In the middle of the chaos of my day, one of my 7th graders, Arianna, asked me if I could stay after school with her for tutoring, which I have done on a handful of occasions. As we sat there after school, it turned out that she didn’t really need my help with her work. She and I usually work on her math but she didn’t have any math homework and is doing pretty well with their current material. What she really needed was supervision after school so that she could stay and use the computers. She told me she didn’t have internet at home and it was hard to get a lot of her work done there since many of their assignments are web based. So I sat with her, and we talked as she finished her project. Then she asked if I could help her with her religion homework and to study for her vocab test the next day. I found out that her mom doesn’t speak any English, so she isn’t able to help her with her homework. I made her some flashcards and quizzed her to show her how to use them.

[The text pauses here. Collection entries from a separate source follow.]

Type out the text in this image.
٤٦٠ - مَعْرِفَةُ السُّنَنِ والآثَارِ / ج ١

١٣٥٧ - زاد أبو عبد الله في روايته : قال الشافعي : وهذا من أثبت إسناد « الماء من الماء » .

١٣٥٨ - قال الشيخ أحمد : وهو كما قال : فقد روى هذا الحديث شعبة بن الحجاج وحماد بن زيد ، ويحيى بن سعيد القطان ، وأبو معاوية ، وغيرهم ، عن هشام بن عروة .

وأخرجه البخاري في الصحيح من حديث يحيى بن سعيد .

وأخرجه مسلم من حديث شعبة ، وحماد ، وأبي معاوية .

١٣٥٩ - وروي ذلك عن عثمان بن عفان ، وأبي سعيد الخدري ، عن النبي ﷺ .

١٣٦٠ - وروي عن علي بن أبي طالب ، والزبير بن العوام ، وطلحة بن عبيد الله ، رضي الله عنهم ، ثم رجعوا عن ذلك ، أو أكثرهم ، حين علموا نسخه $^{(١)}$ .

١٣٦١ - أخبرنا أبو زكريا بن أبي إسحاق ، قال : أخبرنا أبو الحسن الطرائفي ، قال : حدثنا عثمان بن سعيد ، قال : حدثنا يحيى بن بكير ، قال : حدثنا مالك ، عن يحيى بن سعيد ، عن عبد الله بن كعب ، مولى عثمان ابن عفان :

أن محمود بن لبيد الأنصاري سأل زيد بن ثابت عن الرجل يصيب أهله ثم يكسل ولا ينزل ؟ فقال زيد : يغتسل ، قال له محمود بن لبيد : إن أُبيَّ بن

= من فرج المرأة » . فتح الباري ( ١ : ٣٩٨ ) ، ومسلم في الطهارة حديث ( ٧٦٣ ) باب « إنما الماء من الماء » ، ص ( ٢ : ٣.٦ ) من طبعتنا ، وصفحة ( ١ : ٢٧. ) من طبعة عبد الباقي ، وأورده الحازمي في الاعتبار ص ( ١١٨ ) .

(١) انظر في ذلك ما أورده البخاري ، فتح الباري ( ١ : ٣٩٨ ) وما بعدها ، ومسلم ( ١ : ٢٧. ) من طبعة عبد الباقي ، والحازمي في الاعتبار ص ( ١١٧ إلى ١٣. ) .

In the middle of studying, one of my first graders name Gia, was walking down the hall to the bathroom. She is in our after care program since her mom works late. Earlier in the day, she was upset about the lunch her mom packed and refused to eat anything. I promised her that I would sit at her lunch table and let her draw something on my hand if she ate her lunch (I can’t remember for the life of me how that idea was even presented – it definitely wasn’t my idea!). As Gia passed the classroom where Arianna and I were working, she came in to remind me that she had yet to draw on my hand. I told her to come in and pulled a marker out of my pocket and handed it to her. She took it, wrote “I ❤ Gia”, and then skipped happily back to her classroom as I admired her handy work. Then I turned back to Arianna to apologize for the interruption in our studying and she said, “I can tell you really love kids.”
As I drove home at the end of my 10-hour day, I realized that that was my success. I was looking for something huge – a student whose grade jumped from a D to an A, a crisis that I managed, something extraordinary. But I realized that my successes are the little moments where the students feel loved and know that they are the reason I get up and come to work in the morning, that my goal is to ensure their happiness and success. The little moments that remind me why I put in 9-10 hours a day when I don’t have to or get paid to do so and why I love doing it.
Gabby LePore is a graduate of the University of Maryland; her Cap Corps placement is at St. Francis International School in Student Support Services. She’s always been interested in the field of education and her year at St. Francis is helping her figure out what role fits her best.